Fishermen, residents, scientists and tourism service providers from Baja California Sur began a campaign to collect signatures on Change.org to demand the revocation of the environmental authorization of the Secretariat of Environment and Natural Resources (Semarnat) for the Megaproject Peninsula of Dreams, recently relaunched under the name of Los Saguaros Marina Resort.
The petition, promoted by the Salvando La Ventana collective, argues that the project would jeopardize one of the most important marine ecosystems in the Gulf of California and would affect the economic activities of communities such as Agua Amarga, El Sargento and La Ventana.
The project, authorized in 2016, involves the construction of more than 7,000 homes, almost 8,000 hotel rooms, a marina with 446 berthing positions, golf courses, an airstrip and desalination plants on the emblematic Punta Arena beach, on an area of 3,519 hectares.
“This would radically transform more than 13 kilometers of coastline into a mega-tourist city within an extremely fragile ecosystem,” they say in the petition.
The citizen mobilization came after the promoters began to relaunch the project through a first phase called Los Saguaros Marina Resort, after several years without visible progress.

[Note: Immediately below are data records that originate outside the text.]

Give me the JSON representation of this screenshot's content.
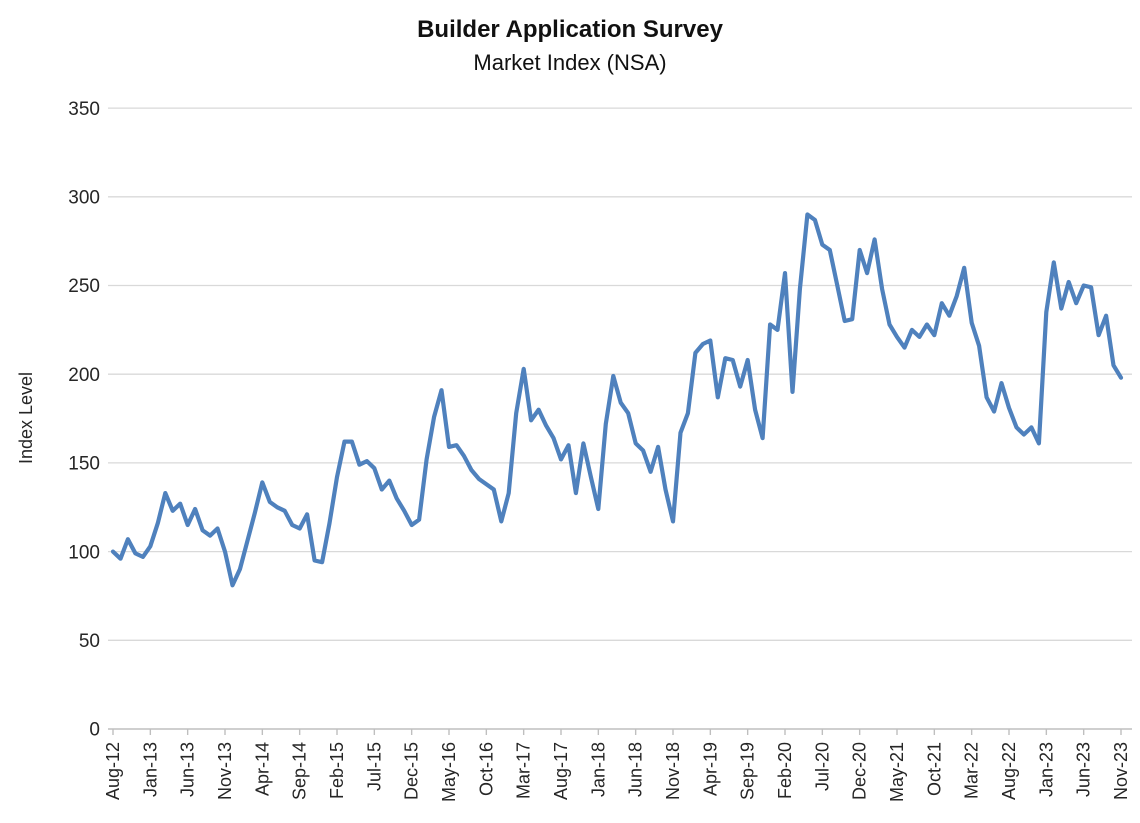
{
  "chart_data": {
    "type": "line",
    "title": "Builder Application Survey",
    "subtitle": "Market Index (NSA)",
    "xlabel": "",
    "ylabel": "Index Level",
    "ylim": [
      0,
      350
    ],
    "ytick_step": 50,
    "yticks": [
      0,
      50,
      100,
      150,
      200,
      250,
      300,
      350
    ],
    "grid": "horizontal-only",
    "legend_position": "none",
    "x_tick_interval": 5,
    "x_tick_labels": [
      "Aug-12",
      "Jan-13",
      "Jun-13",
      "Nov-13",
      "Apr-14",
      "Sep-14",
      "Feb-15",
      "Jul-15",
      "Dec-15",
      "May-16",
      "Oct-16",
      "Mar-17",
      "Aug-17",
      "Jan-18",
      "Jun-18",
      "Nov-18",
      "Apr-19",
      "Sep-19",
      "Feb-20",
      "Jul-20",
      "Dec-20",
      "May-21",
      "Oct-21",
      "Mar-22",
      "Aug-22",
      "Jan-23",
      "Jun-23",
      "Nov-23"
    ],
    "x": [
      "Aug-12",
      "Sep-12",
      "Oct-12",
      "Nov-12",
      "Dec-12",
      "Jan-13",
      "Feb-13",
      "Mar-13",
      "Apr-13",
      "May-13",
      "Jun-13",
      "Jul-13",
      "Aug-13",
      "Sep-13",
      "Oct-13",
      "Nov-13",
      "Dec-13",
      "Jan-14",
      "Feb-14",
      "Mar-14",
      "Apr-14",
      "May-14",
      "Jun-14",
      "Jul-14",
      "Aug-14",
      "Sep-14",
      "Oct-14",
      "Nov-14",
      "Dec-14",
      "Jan-15",
      "Feb-15",
      "Mar-15",
      "Apr-15",
      "May-15",
      "Jun-15",
      "Jul-15",
      "Aug-15",
      "Sep-15",
      "Oct-15",
      "Nov-15",
      "Dec-15",
      "Jan-16",
      "Feb-16",
      "Mar-16",
      "Apr-16",
      "May-16",
      "Jun-16",
      "Jul-16",
      "Aug-16",
      "Sep-16",
      "Oct-16",
      "Nov-16",
      "Dec-16",
      "Jan-17",
      "Feb-17",
      "Mar-17",
      "Apr-17",
      "May-17",
      "Jun-17",
      "Jul-17",
      "Aug-17",
      "Sep-17",
      "Oct-17",
      "Nov-17",
      "Dec-17",
      "Jan-18",
      "Feb-18",
      "Mar-18",
      "Apr-18",
      "May-18",
      "Jun-18",
      "Jul-18",
      "Aug-18",
      "Sep-18",
      "Oct-18",
      "Nov-18",
      "Dec-18",
      "Jan-19",
      "Feb-19",
      "Mar-19",
      "Apr-19",
      "May-19",
      "Jun-19",
      "Jul-19",
      "Aug-19",
      "Sep-19",
      "Oct-19",
      "Nov-19",
      "Dec-19",
      "Jan-20",
      "Feb-20",
      "Mar-20",
      "Apr-20",
      "May-20",
      "Jun-20",
      "Jul-20",
      "Aug-20",
      "Sep-20",
      "Oct-20",
      "Nov-20",
      "Dec-20",
      "Jan-21",
      "Feb-21",
      "Mar-21",
      "Apr-21",
      "May-21",
      "Jun-21",
      "Jul-21",
      "Aug-21",
      "Sep-21",
      "Oct-21",
      "Nov-21",
      "Dec-21",
      "Jan-22",
      "Feb-22",
      "Mar-22",
      "Apr-22",
      "May-22",
      "Jun-22",
      "Jul-22",
      "Aug-22",
      "Sep-22",
      "Oct-22",
      "Nov-22",
      "Dec-22",
      "Jan-23",
      "Feb-23",
      "Mar-23",
      "Apr-23",
      "May-23",
      "Jun-23",
      "Jul-23",
      "Aug-23",
      "Sep-23",
      "Oct-23",
      "Nov-23"
    ],
    "series": [
      {
        "name": "Market Index (NSA)",
        "values": [
          100,
          96,
          107,
          99,
          97,
          103,
          116,
          133,
          123,
          127,
          115,
          124,
          112,
          109,
          113,
          100,
          81,
          90,
          106,
          122,
          139,
          128,
          125,
          123,
          115,
          113,
          121,
          95,
          94,
          116,
          142,
          162,
          162,
          149,
          151,
          147,
          135,
          140,
          130,
          123,
          115,
          118,
          152,
          176,
          191,
          159,
          160,
          154,
          146,
          141,
          138,
          135,
          117,
          133,
          178,
          203,
          174,
          180,
          171,
          164,
          152,
          160,
          133,
          161,
          142,
          124,
          172,
          199,
          184,
          178,
          161,
          157,
          145,
          159,
          135,
          117,
          167,
          178,
          212,
          217,
          219,
          187,
          209,
          208,
          193,
          208,
          180,
          164,
          228,
          225,
          257,
          190,
          248,
          290,
          287,
          273,
          270,
          250,
          230,
          231,
          270,
          257,
          276,
          248,
          228,
          221,
          215,
          225,
          221,
          228,
          222,
          240,
          233,
          244,
          260,
          229,
          216,
          187,
          179,
          195,
          181,
          170,
          166,
          170,
          161,
          235,
          263,
          237,
          252,
          240,
          250,
          249,
          222,
          233,
          205,
          198
        ]
      }
    ]
  },
  "colors": {
    "line": "#4F81BD",
    "gridline": "#D9D9D9",
    "axis": "#BFBFBF",
    "text": "#262626",
    "title_text": "#111111",
    "background": "#FFFFFF"
  }
}
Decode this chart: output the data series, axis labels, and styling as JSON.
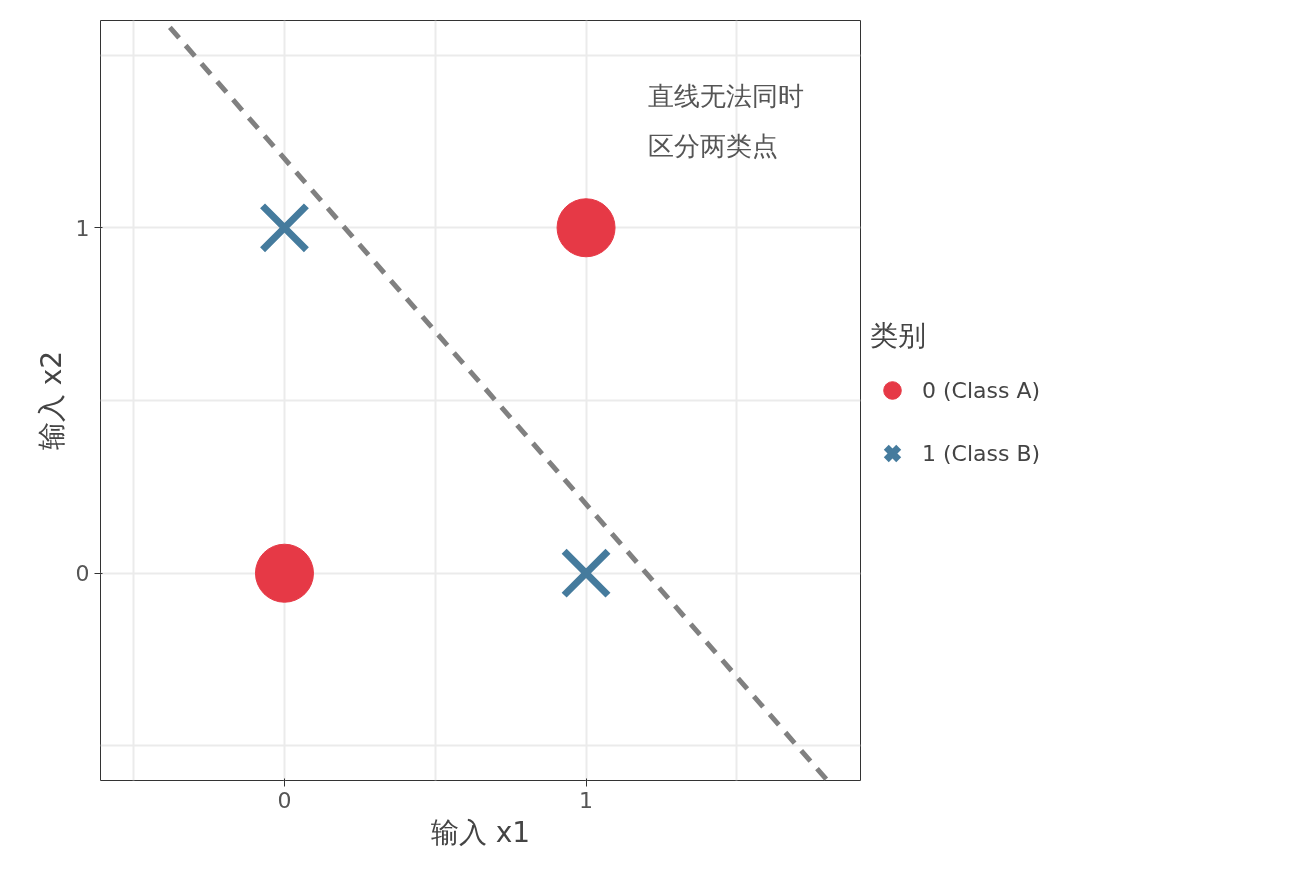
{
  "chart_data": {
    "type": "scatter",
    "xlabel": "输入 x1",
    "ylabel": "输入 x2",
    "legend_title": "类别",
    "legend": "right",
    "xlim": [
      -0.61,
      1.91
    ],
    "ylim": [
      -0.6,
      1.6
    ],
    "xticks": [
      {
        "value": -0.5,
        "label": null
      },
      0,
      {
        "value": 0.5,
        "label": null
      },
      1,
      {
        "value": 1.5,
        "label": null
      }
    ],
    "yticks": [
      {
        "value": -0.5,
        "label": null
      },
      0,
      {
        "value": 0.5,
        "label": null
      },
      1,
      {
        "value": 1.5,
        "label": null
      }
    ],
    "grid": true,
    "annotations": [
      "直线无法同时区分两类点"
    ],
    "series": [
      {
        "name": "0 (Class A)",
        "color": "#e63946",
        "marker": "circle",
        "x": [
          0,
          1
        ],
        "values": [
          0,
          1
        ]
      },
      {
        "name": "1 (Class B)",
        "color": "#457b9d",
        "marker": "cross",
        "x": [
          1,
          0
        ],
        "values": [
          0,
          1
        ]
      },
      {
        "type": "line",
        "color": "#808080",
        "line_style": "dashed",
        "marker": "none",
        "x": [
          -0.38,
          1.8
        ],
        "values": [
          1.58,
          -0.6
        ]
      }
    ]
  }
}
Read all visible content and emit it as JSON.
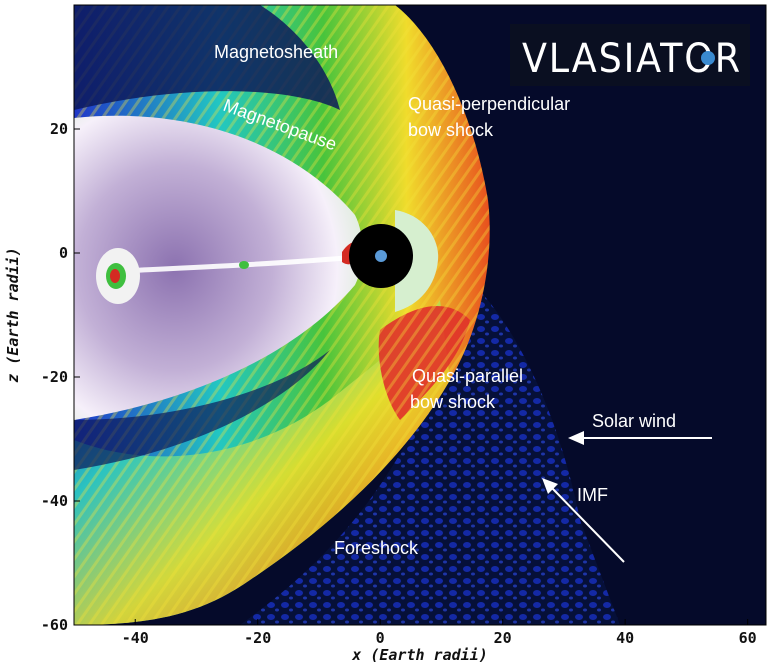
{
  "figure": {
    "x_axis_label": "x (Earth radii)",
    "y_axis_label": "z (Earth radii)",
    "x_ticks": [
      "-40",
      "-20",
      "0",
      "20",
      "40",
      "60"
    ],
    "y_ticks": [
      "20",
      "0",
      "-20",
      "-40",
      "-60"
    ],
    "x_tick_values": [
      -40,
      -20,
      0,
      20,
      40,
      60
    ],
    "y_tick_values": [
      20,
      0,
      -20,
      -40,
      -60
    ],
    "x_range": [
      -50,
      63
    ],
    "y_range": [
      -60,
      40
    ],
    "logo_text": "VLASIATOR",
    "labels": {
      "magnetosheath": "Magnetosheath",
      "magnetopause": "Magnetopause",
      "quasi_perp_1": "Quasi-perpendicular",
      "quasi_perp_2": "bow shock",
      "quasi_par_1": "Quasi-parallel",
      "quasi_par_2": "bow shock",
      "solar_wind": "Solar wind",
      "imf": "IMF",
      "foreshock": "Foreshock"
    },
    "colors": {
      "background": "#050a2a",
      "tail_core": "#a48ec0",
      "tail_white": "#f4eef8",
      "tail_green": "#b9e3b1",
      "deep_blue": "#1a2fb0",
      "cyan": "#2fd5c8",
      "green": "#3fbd3f",
      "yellow": "#f0e030",
      "orange": "#f08020",
      "red": "#e23a2a"
    }
  }
}
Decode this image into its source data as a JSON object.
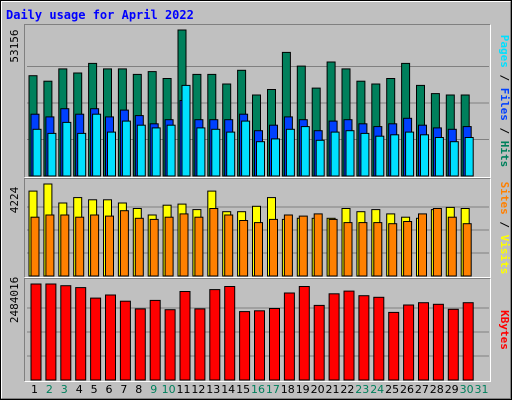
{
  "chart_data": {
    "type": "bar",
    "title": "Daily usage for April 2022",
    "categories": [
      "1",
      "2",
      "3",
      "4",
      "5",
      "6",
      "7",
      "8",
      "9",
      "10",
      "11",
      "12",
      "13",
      "14",
      "15",
      "16",
      "17",
      "18",
      "19",
      "20",
      "21",
      "22",
      "23",
      "24",
      "25",
      "26",
      "27",
      "28",
      "29",
      "30",
      "31"
    ],
    "weekend_days": [
      2,
      3,
      9,
      10,
      16,
      17,
      23,
      24,
      30,
      31
    ],
    "panels": [
      {
        "name": "hits-files-pages",
        "max_label": "53156",
        "ymax": 53156,
        "right_label": {
          "pages": "Pages",
          "files": "Files",
          "hits": "Hits",
          "sep": " / "
        },
        "series": [
          {
            "name": "Hits",
            "color": "#00805c",
            "values": [
              36500,
              34500,
              39000,
              37500,
              41000,
              39000,
              39000,
              37000,
              38000,
              35500,
              53156,
              37000,
              37000,
              33500,
              38500,
              29500,
              31500,
              45000,
              40000,
              32000,
              41500,
              39000,
              34500,
              33500,
              35500,
              41000,
              33000,
              30000,
              29500,
              29500,
              0
            ]
          },
          {
            "name": "Files",
            "color": "#0040ff",
            "values": [
              22500,
              21500,
              24500,
              22500,
              24500,
              21500,
              24000,
              22000,
              19000,
              20500,
              27500,
              20500,
              20500,
              20500,
              22500,
              16500,
              18500,
              21500,
              20500,
              16500,
              20000,
              20500,
              19000,
              18000,
              19000,
              21000,
              18500,
              17500,
              17000,
              18000,
              0
            ]
          },
          {
            "name": "Pages",
            "color": "#00e0ff",
            "values": [
              17000,
              15500,
              19500,
              15500,
              22500,
              16000,
              20000,
              18500,
              17500,
              18500,
              33000,
              17500,
              17000,
              16000,
              20000,
              12500,
              13500,
              17000,
              18000,
              13000,
              16000,
              16500,
              15500,
              14500,
              15000,
              16000,
              15000,
              14000,
              12500,
              14000,
              0
            ]
          }
        ]
      },
      {
        "name": "visits-sites",
        "max_label": "4224",
        "ymax": 4224,
        "right_label": {
          "sites": "Sites",
          "visits": "Visits",
          "sep": " / "
        },
        "series": [
          {
            "name": "Visits",
            "color": "#ffff00",
            "values": [
              3900,
              4224,
              3350,
              3600,
              3500,
              3500,
              3350,
              3100,
              2800,
              3250,
              3300,
              3050,
              3900,
              2950,
              2950,
              3200,
              3600,
              2600,
              2650,
              2650,
              2650,
              3100,
              2950,
              3050,
              2850,
              2700,
              2650,
              3050,
              3150,
              3100,
              0
            ]
          },
          {
            "name": "Sites",
            "color": "#ff8000",
            "values": [
              2700,
              2800,
              2800,
              2700,
              2800,
              2750,
              3000,
              2650,
              2600,
              2700,
              2850,
              2700,
              3100,
              2800,
              2550,
              2450,
              2600,
              2800,
              2750,
              2850,
              2600,
              2450,
              2450,
              2450,
              2400,
              2500,
              2850,
              3100,
              2700,
              2400,
              0
            ]
          }
        ]
      },
      {
        "name": "kbytes",
        "max_label": "2484016",
        "ymax": 2484016,
        "right_label": {
          "kbytes": "KBytes"
        },
        "series": [
          {
            "name": "KBytes",
            "color": "#ff0000",
            "values": [
              2484016,
              2484016,
              2440000,
              2390000,
              2120000,
              2200000,
              2040000,
              1840000,
              2060000,
              1820000,
              2290000,
              1840000,
              2340000,
              2420000,
              1770000,
              1790000,
              1850000,
              2250000,
              2420000,
              1930000,
              2230000,
              2300000,
              2180000,
              2140000,
              1750000,
              1940000,
              2000000,
              1960000,
              1830000,
              2000000,
              0
            ]
          }
        ]
      }
    ],
    "colors": {
      "background": "#c0c0c0",
      "title": "#0000ff",
      "weekday_label": "#000000",
      "weekend_label": "#00805c",
      "hits": "#00805c",
      "files": "#0040ff",
      "pages": "#00e0ff",
      "visits": "#ffff00",
      "sites": "#ff8000",
      "kbytes": "#ff0000"
    }
  }
}
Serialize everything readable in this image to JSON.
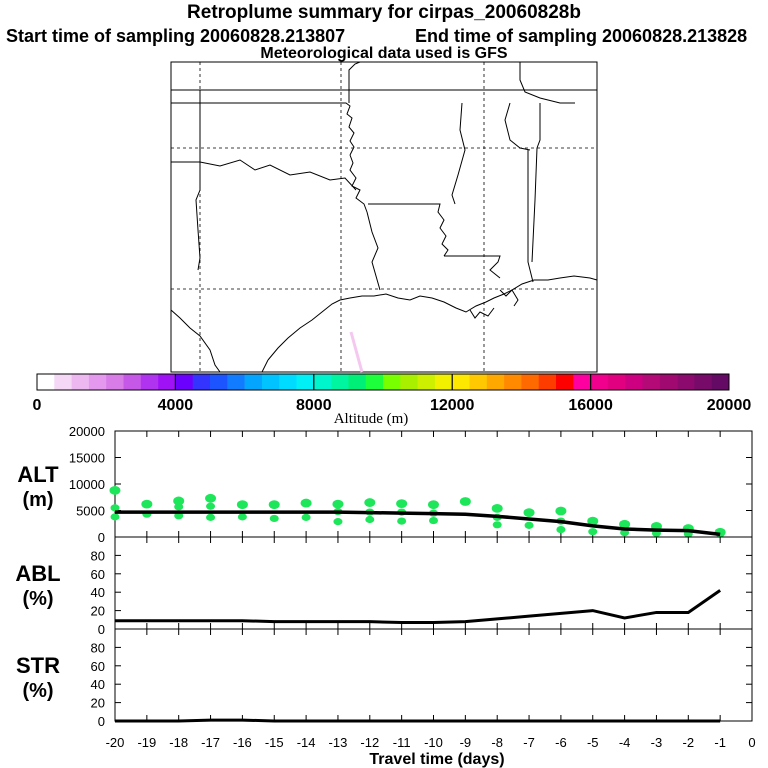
{
  "header": {
    "title": "Retroplume summary for cirpas_20060828b",
    "start_label": "Start time of sampling 20060828.213807",
    "end_label": "End time of sampling 20060828.213828",
    "met_label": "Meteorological data used is GFS"
  },
  "colorbar": {
    "tick_labels": [
      "0",
      "4000",
      "8000",
      "12000",
      "16000",
      "20000"
    ],
    "label": "Altitude (m)",
    "colors": [
      "#ffffff",
      "#f5d8f5",
      "#edb8f0",
      "#e498ee",
      "#d87ce8",
      "#c658e8",
      "#b033f0",
      "#9f12f5",
      "#6b00ff",
      "#3434ff",
      "#1c55ff",
      "#117cff",
      "#03a5ff",
      "#00c3ff",
      "#00dcff",
      "#00f0f5",
      "#00f5cc",
      "#00f5a0",
      "#00f077",
      "#1eff3c",
      "#78ff00",
      "#a8f000",
      "#cdf000",
      "#f0f000",
      "#ffe800",
      "#ffc800",
      "#ffa800",
      "#ff8a00",
      "#ff6a00",
      "#ff3c00",
      "#ff0000",
      "#ff00a0",
      "#f0008c",
      "#e00080",
      "#cc0080",
      "#b40a78",
      "#a00a70",
      "#8c0a6e",
      "#780a6a",
      "#640a64"
    ]
  },
  "chart_data": [
    {
      "type": "scatter",
      "panel": "ALT",
      "ylabel_line1": "ALT",
      "ylabel_line2": "(m)",
      "ylim": [
        0,
        20000
      ],
      "yticks": [
        "0",
        "5000",
        "10000",
        "15000",
        "20000"
      ],
      "mean_line": {
        "x": [
          -20,
          -19,
          -18,
          -17,
          -16,
          -15,
          -14,
          -13,
          -12,
          -11,
          -10,
          -9,
          -8,
          -7,
          -6,
          -5,
          -4,
          -3,
          -2,
          -1
        ],
        "y": [
          4700,
          4700,
          4700,
          4700,
          4700,
          4700,
          4700,
          4700,
          4600,
          4500,
          4400,
          4300,
          3900,
          3400,
          2900,
          2100,
          1500,
          1300,
          1200,
          500
        ]
      },
      "points": [
        {
          "x": -20,
          "y": [
            8800,
            5500,
            3800
          ]
        },
        {
          "x": -19,
          "y": [
            6200,
            4300
          ]
        },
        {
          "x": -18,
          "y": [
            6800,
            5700,
            4000
          ]
        },
        {
          "x": -17,
          "y": [
            7300,
            5800,
            3700
          ]
        },
        {
          "x": -16,
          "y": [
            6100,
            3800
          ]
        },
        {
          "x": -15,
          "y": [
            6100,
            3500
          ]
        },
        {
          "x": -14,
          "y": [
            6400,
            3700
          ]
        },
        {
          "x": -13,
          "y": [
            6200,
            4800,
            2900
          ]
        },
        {
          "x": -12,
          "y": [
            6500,
            4700,
            3300
          ]
        },
        {
          "x": -11,
          "y": [
            6300,
            4700,
            3000
          ]
        },
        {
          "x": -10,
          "y": [
            6100,
            4500,
            3100
          ]
        },
        {
          "x": -9,
          "y": [
            6700
          ]
        },
        {
          "x": -8,
          "y": [
            5400,
            3700,
            2300
          ]
        },
        {
          "x": -7,
          "y": [
            4600,
            2200
          ]
        },
        {
          "x": -6,
          "y": [
            4900,
            3000,
            1400
          ]
        },
        {
          "x": -5,
          "y": [
            3000,
            1000
          ]
        },
        {
          "x": -4,
          "y": [
            2400,
            800
          ]
        },
        {
          "x": -3,
          "y": [
            2000,
            700
          ]
        },
        {
          "x": -2,
          "y": [
            1600,
            600
          ]
        },
        {
          "x": -1,
          "y": [
            900,
            600
          ]
        }
      ]
    },
    {
      "type": "line",
      "panel": "ABL",
      "ylabel_line1": "ABL",
      "ylabel_line2": "(%)",
      "ylim": [
        0,
        100
      ],
      "yticks": [
        "0",
        "20",
        "40",
        "60",
        "80"
      ],
      "x": [
        -20,
        -19,
        -18,
        -17,
        -16,
        -15,
        -14,
        -13,
        -12,
        -11,
        -10,
        -9,
        -8,
        -7,
        -6,
        -5,
        -4,
        -3,
        -2,
        -1
      ],
      "y": [
        9,
        9,
        9,
        9,
        9,
        8,
        8,
        8,
        8,
        7,
        7,
        8,
        11,
        14,
        17,
        20,
        12,
        18,
        18,
        42
      ]
    },
    {
      "type": "line",
      "panel": "STR",
      "ylabel_line1": "STR",
      "ylabel_line2": "(%)",
      "ylim": [
        0,
        100
      ],
      "yticks": [
        "0",
        "20",
        "40",
        "60",
        "80"
      ],
      "x": [
        -20,
        -19,
        -18,
        -17,
        -16,
        -15,
        -14,
        -13,
        -12,
        -11,
        -10,
        -9,
        -8,
        -7,
        -6,
        -5,
        -4,
        -3,
        -2,
        -1
      ],
      "y": [
        0,
        0,
        0,
        1,
        1,
        0,
        0,
        0,
        0,
        0,
        0,
        0,
        0,
        0,
        0,
        0,
        0,
        0,
        0,
        0
      ]
    }
  ],
  "xaxis": {
    "label": "Travel time (days)",
    "ticks": [
      "-20",
      "-19",
      "-18",
      "-17",
      "-16",
      "-15",
      "-14",
      "-13",
      "-12",
      "-11",
      "-10",
      "-9",
      "-8",
      "-7",
      "-6",
      "-5",
      "-4",
      "-3",
      "-2",
      "-1",
      "0"
    ]
  },
  "map": {
    "plume_color": "#f5c8f0"
  }
}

Among the main concerns of its opponents are the effects that could be caused by the marina and desalination plants on the Cerralvo Island Canal, a marine biological corridor of great importance located in front of Punta Arena. According to monitoring carried out by the Orgcas organization, species such as blue whales, humpback whales, sperm whales, dolphins and orcas inhabit or transit the area, the latter using the area to breed and teach their young to hunt.
The construction of the marina would involve dredging and modifications to marine currents, while desalination plants would extract 14.5 million gallons of seawater per day and generate nearly 8 million gallons of concentrated brine, which would be discharged back to the Gulf of California.
The campaign's sponsors also warn that development could jeopardize traditional access to the sea and the economic model based on fishing and nature tourism on which communities such as Agua Amarga, La Ventana, El Sargento, Los Planes, Boca del Álamo and El Cardonal depend.